Mais des voix dissidentes se font entendre. Ainsi le français Clio, organisateur de voyages touristiques et culturels, est devenu en février 2019 le premier voyagiste européen à proposer à partir du mois d’avril des circuits dans ce pays, au grand dam du Quai d’Orsay qui s’est formellement élevé contre cette annonce. « Soyez les premiers à vous replonger dans cette histoire millénaire », a annoncé en grande pompe le 19 février ce tour-opérateur qui propose un itinéraire de dix jours au Liban-Syrie pour découvrir les villes de Damas au sud, de Lattaquié sur la côte nord et dans l’intérieur du pays les sites de Palmyre, le Krak des chevaliers ou encore le village chrétien de Maaloula. « Le succès a été immédiat. Le premier groupe d’une vingtaine de personnes est complet et cinq autres départs sont prévus à l’automne, » a indiqué à l’AFP Jean-Pierre Respaut, directeur général adjoint de Clio qui revendique quelque 15 000 clients annuels sur toutes ses destinations.

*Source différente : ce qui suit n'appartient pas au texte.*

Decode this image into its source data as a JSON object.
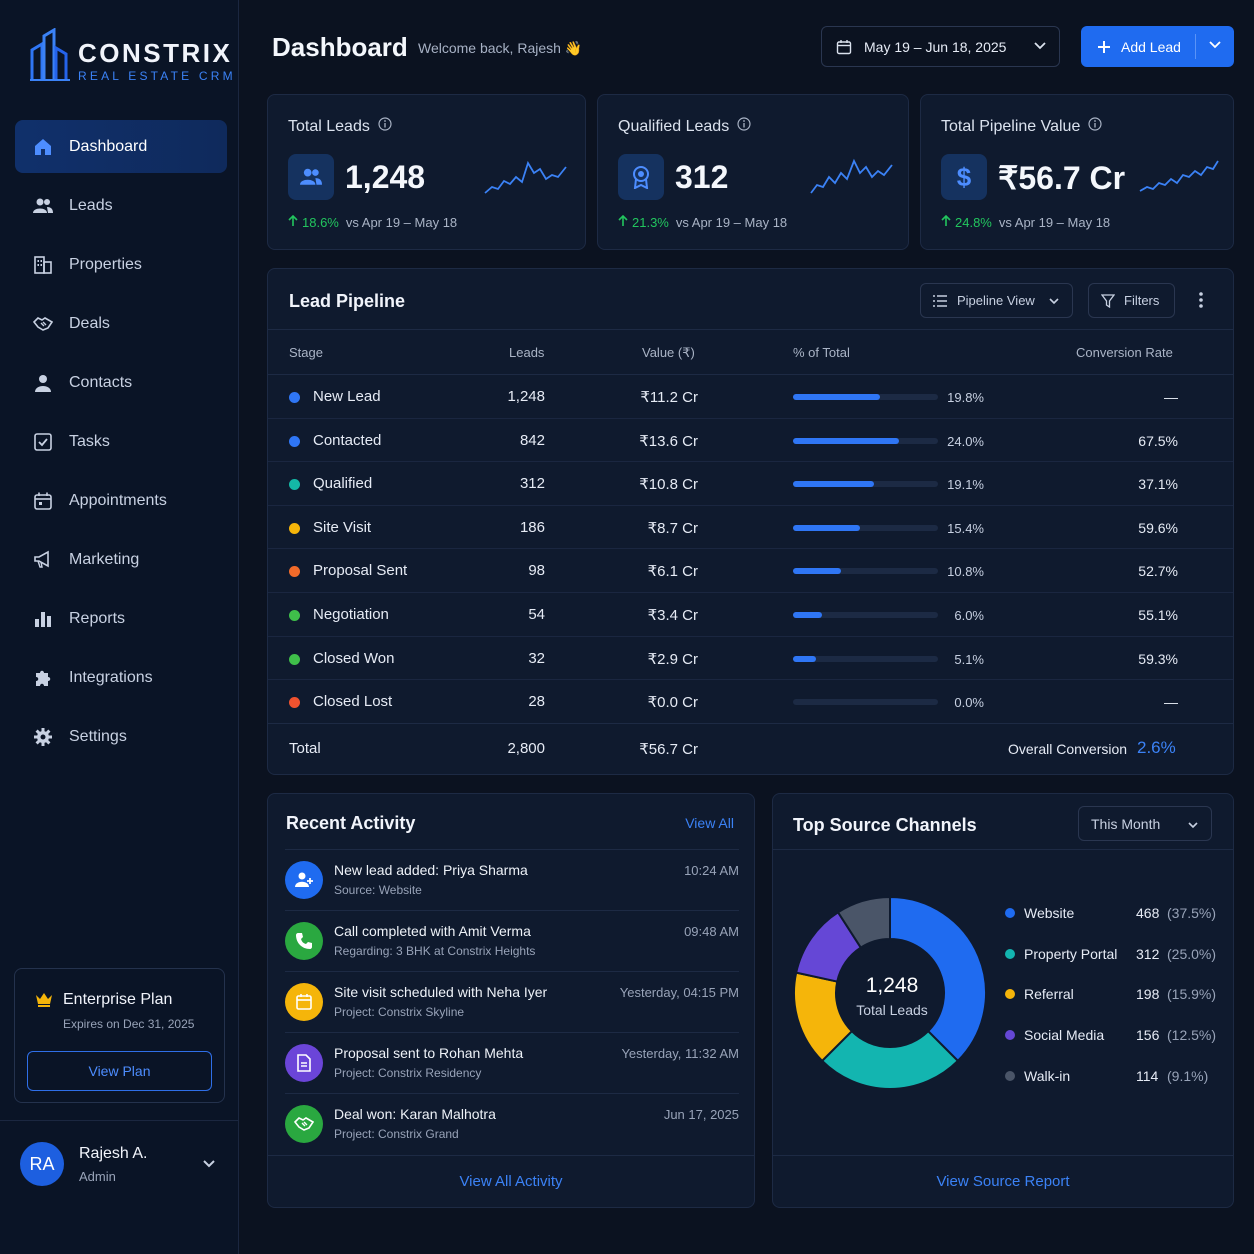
{
  "brand": {
    "name": "CONSTRIX",
    "tagline": "REAL ESTATE CRM"
  },
  "nav": [
    {
      "label": "Dashboard",
      "icon": "home-icon",
      "active": true
    },
    {
      "label": "Leads",
      "icon": "users-icon"
    },
    {
      "label": "Properties",
      "icon": "building-icon"
    },
    {
      "label": "Deals",
      "icon": "handshake-icon"
    },
    {
      "label": "Contacts",
      "icon": "person-icon"
    },
    {
      "label": "Tasks",
      "icon": "checkbox-icon"
    },
    {
      "label": "Appointments",
      "icon": "calendar-icon"
    },
    {
      "label": "Marketing",
      "icon": "megaphone-icon"
    },
    {
      "label": "Reports",
      "icon": "bar-chart-icon"
    },
    {
      "label": "Integrations",
      "icon": "puzzle-icon"
    },
    {
      "label": "Settings",
      "icon": "gear-icon"
    }
  ],
  "plan": {
    "title": "Enterprise Plan",
    "expires": "Expires on Dec 31, 2025",
    "button": "View Plan"
  },
  "user": {
    "initials": "RA",
    "name": "Rajesh A.",
    "role": "Admin"
  },
  "header": {
    "title": "Dashboard",
    "welcome": "Welcome back, Rajesh",
    "wave": "👋",
    "date_range": "May 19 – Jun 18, 2025",
    "add_label": "Add Lead"
  },
  "kpis": [
    {
      "title": "Total Leads",
      "value": "1,248",
      "change": "18.6%",
      "period": "vs Apr 19 – May 18",
      "icon": "users-icon"
    },
    {
      "title": "Qualified Leads",
      "value": "312",
      "change": "21.3%",
      "period": "vs Apr 19 – May 18",
      "icon": "badge-icon"
    },
    {
      "title": "Total Pipeline Value",
      "value": "₹56.7 Cr",
      "change": "24.8%",
      "period": "vs Apr 19 – May 18",
      "icon": "dollar-icon"
    }
  ],
  "pipeline": {
    "title": "Lead Pipeline",
    "view_label": "Pipeline View",
    "filters_label": "Filters",
    "columns": [
      "Stage",
      "Leads",
      "Value (₹)",
      "% of Total",
      "Conversion Rate"
    ],
    "rows": [
      {
        "stage": "New Lead",
        "leads": "1,248",
        "value": "₹11.2 Cr",
        "pct": "19.8%",
        "share": 0.6,
        "conv": "—",
        "color": "#2f76f5"
      },
      {
        "stage": "Contacted",
        "leads": "842",
        "value": "₹13.6 Cr",
        "pct": "24.0%",
        "share": 0.73,
        "conv": "67.5%",
        "color": "#2f76f5"
      },
      {
        "stage": "Qualified",
        "leads": "312",
        "value": "₹10.8 Cr",
        "pct": "19.1%",
        "share": 0.56,
        "conv": "37.1%",
        "color": "#14b8a6"
      },
      {
        "stage": "Site Visit",
        "leads": "186",
        "value": "₹8.7 Cr",
        "pct": "15.4%",
        "share": 0.46,
        "conv": "59.6%",
        "color": "#f5b50a"
      },
      {
        "stage": "Proposal Sent",
        "leads": "98",
        "value": "₹6.1 Cr",
        "pct": "10.8%",
        "share": 0.33,
        "conv": "52.7%",
        "color": "#f26b2a"
      },
      {
        "stage": "Negotiation",
        "leads": "54",
        "value": "₹3.4 Cr",
        "pct": "6.0%",
        "share": 0.2,
        "conv": "55.1%",
        "color": "#3fbf4a"
      },
      {
        "stage": "Closed Won",
        "leads": "32",
        "value": "₹2.9 Cr",
        "pct": "5.1%",
        "share": 0.16,
        "conv": "59.3%",
        "color": "#3fbf4a"
      },
      {
        "stage": "Closed Lost",
        "leads": "28",
        "value": "₹0.0 Cr",
        "pct": "0.0%",
        "share": 0,
        "conv": "—",
        "color": "#f0522f"
      }
    ],
    "total_label": "Total",
    "total_leads": "2,800",
    "total_value": "₹56.7 Cr",
    "overall_label": "Overall Conversion",
    "overall_value": "2.6%"
  },
  "activity": {
    "title": "Recent Activity",
    "view_all": "View All",
    "items": [
      {
        "main": "New lead added: Priya Sharma",
        "sub": "Source: Website",
        "time": "10:24 AM",
        "icon": "user-plus-icon",
        "color": "#1f6bf0"
      },
      {
        "main": "Call completed with Amit Verma",
        "sub": "Regarding: 3 BHK at Constrix Heights",
        "time": "09:48 AM",
        "icon": "phone-icon",
        "color": "#2aa840"
      },
      {
        "main": "Site visit scheduled with Neha Iyer",
        "sub": "Project: Constrix Skyline",
        "time": "Yesterday, 04:15 PM",
        "icon": "calendar-icon",
        "color": "#f5b50a"
      },
      {
        "main": "Proposal sent to Rohan Mehta",
        "sub": "Project: Constrix Residency",
        "time": "Yesterday, 11:32 AM",
        "icon": "document-icon",
        "color": "#6b45d8"
      },
      {
        "main": "Deal won: Karan Malhotra",
        "sub": "Project: Constrix Grand",
        "time": "Jun 17, 2025",
        "icon": "handshake-icon",
        "color": "#2aa840"
      }
    ],
    "footer": "View All Activity"
  },
  "sources": {
    "title": "Top Source Channels",
    "period": "This Month",
    "center_value": "1,248",
    "center_label": "Total Leads",
    "items": [
      {
        "name": "Website",
        "count": "468",
        "pct": "(37.5%)",
        "value": 37.5,
        "color": "#1f6bf0"
      },
      {
        "name": "Property Portal",
        "count": "312",
        "pct": "(25.0%)",
        "value": 25.0,
        "color": "#13b5b0"
      },
      {
        "name": "Referral",
        "count": "198",
        "pct": "(15.9%)",
        "value": 15.9,
        "color": "#f5b50a"
      },
      {
        "name": "Social Media",
        "count": "156",
        "pct": "(12.5%)",
        "value": 12.5,
        "color": "#6547d6"
      },
      {
        "name": "Walk-in",
        "count": "114",
        "pct": "(9.1%)",
        "value": 9.1,
        "color": "#4a5568"
      }
    ],
    "footer": "View Source Report"
  }
}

Toujours est-il que dans un pays ravagé par une guerre sans pitié de huit ans, tout circuit est accompagné d’une série de mesures sécuritaires, de l’obtention d’un visa jusqu’aux différents permis relatifs aux parcours et visites dont s’occupe en général l’agence de tourisme locale. De son côté, le ministre du tourisme a déjà participé aux foires du tourisme à Madrid et Salerne en Italie (pays de l’UE le plus réticent aux sanctions), comme me l’a confirmé Ghassan Chahine, propriétaire de l’agence Naya, et également président de l’Association syrienne des agents de tourisme.

Depuis 2011, le tourisme avait totalement déserté la Syrie alors que cette activité prenait son plein essor depuis surtout le début du siècle, et que le secteur touristique générait l’équivalent de 2,3 milliards d’euros, une manne pour le pays dont les principales ressources en devises avant la guerre provenaient auparavant du pétrole et du phosphate. Le nombre de touristes était passé d’environ 6 millions en 2006 à 9,5 millions en 2010, en majorité venant des pays arabes, avec également de nombreux touristes turcs et iraniens (tourisme religieux). Il représentait alors 12 % du PIB et employait 11 % de la population active. Selon les derniers chiffres officiels, le tourisme a subi 50 milliards de dollars (44 milliards d’euros) de pertes en huit ans de guerre.

Que réserve l’avenir ? Dès le retour de mon dernier périple une nouvelle venait de parvenir : la venue d’un autre groupe de Chinois. Aujourd’hui, je guide des Norvégiens, puis ce sera le tour d’Italiens. La Syrie s’ouvre ainsi très lentement aux regards de touristes, autant effarés qu’éblouis.

1Jean-Claude David et François Christofoli, Alep, la maison Ghazalé, Édition Parenthèses, 2018.

2Premier livre sur la Syrie à être publié en 2019 depuis la fin « officielle » des grandes batailles.

3Cécile Hennion, Le fil de nos vies brisées, édition Anne Carrière, février 2019.